A ponzi scheme is a con. It works by the paying the oldest investors with new money. The longer the ponzi scheme runs the more investors it must bring in. As the first level of investors are paid, and they will be paid in order to legitimize the ponzi scheme to others, more investors must be brought in to cover the payout. As the ponzi grows, an ever-increasing amount of money is required to pay off investors. A well run ponzi scheme will have investors only taking “interest” and reinvesting the principle. If several investors cash out or if there is a slow down in bringing in additional funds, the ponzi scheme will start to collapse on itself. This is what happened with Bernard Madoff. The money going in and out of the investment firm triggered the attention of the authorities. Why Christopher Cox and the SEC failed to notice this the first time Madoff was investigated is quite amazing.

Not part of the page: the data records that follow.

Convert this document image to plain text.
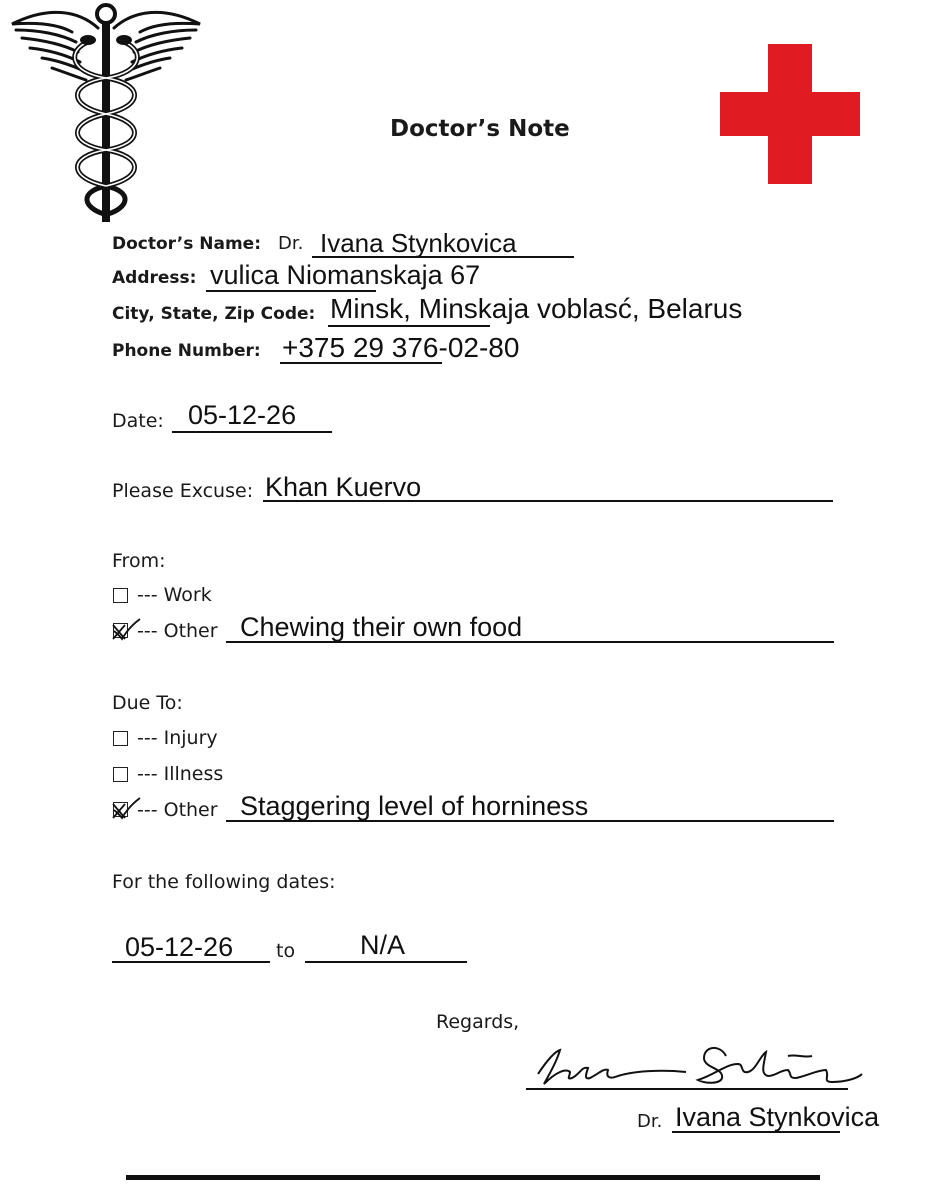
Doctor’s Note
Doctor’s Name: Dr. Ivana Stynkovica
Address: vulica Niomanskaja 67
City, State, Zip Code: Minsk, Minskaja voblasć, Belarus
Phone Number: +375 29 376-02-80
Date: 05-12-26
Please Excuse: Khan Kuervo
From:
--- Work
--- Other Chewing their own food
Due To:
--- Injury
--- Illness
--- Other Staggering level of horniness
For the following dates:
05-12-26 to N/A
Regards,
Dr. Ivana Stynkovica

What to look for and how to avoid a ponzi scheme. A major red flag that something is fraud is the only income generated by the investment is money from new investors. Another iten to look at is the rate of return. Ponzi schemes tend to have extremely high rates of return when compared to similar investments. For example if an investment firm was telling you they can guarantee a 30% rate of return for your investment, it is most likely a ponzi scheme or some other con. In this economic environment, 5-8% is extremely good. 30% is unheard of. The term “guaranteed rate of return” should be a warning sign. Bank accounts, Certificate of deposits (CD), Money Market accounts, Treasury Bills, and Government bonds have a fixed interest rate. This is the only way to guarantee a rate of return.
Before you put your hard earned money into any investment, check out the investment and the invest firm offering the investment. All financial advisors must be licensed. The same holds true for anyone offering stocks, annuities or securities as investments. All stockbrokers must be registered with the SEC. You can easily check the status of any license with them. Use caution when making money from something seems too easy or too good to be true. High rates of returns; guarantees you will not lose money; phrases like “we invest in offshore gold, mining, banking and currencies” are all red flags. Someone appearing out of the blue who is actively recruiting new investors should be viewed with great suspicion. Furthermore, all legitimate investments will send your withdrawals via a check in the mail or direct deposit money into your existing bank account. Be very cautious of having to go someplace to pickup cash. Ask for a printed propectus of any investment. By law it must be provided to you upon request. Finally, if you feel that something may not be legitimate, inform local law enforcement. They are usually very interested in anything that sounds like a ponzi scheme or con.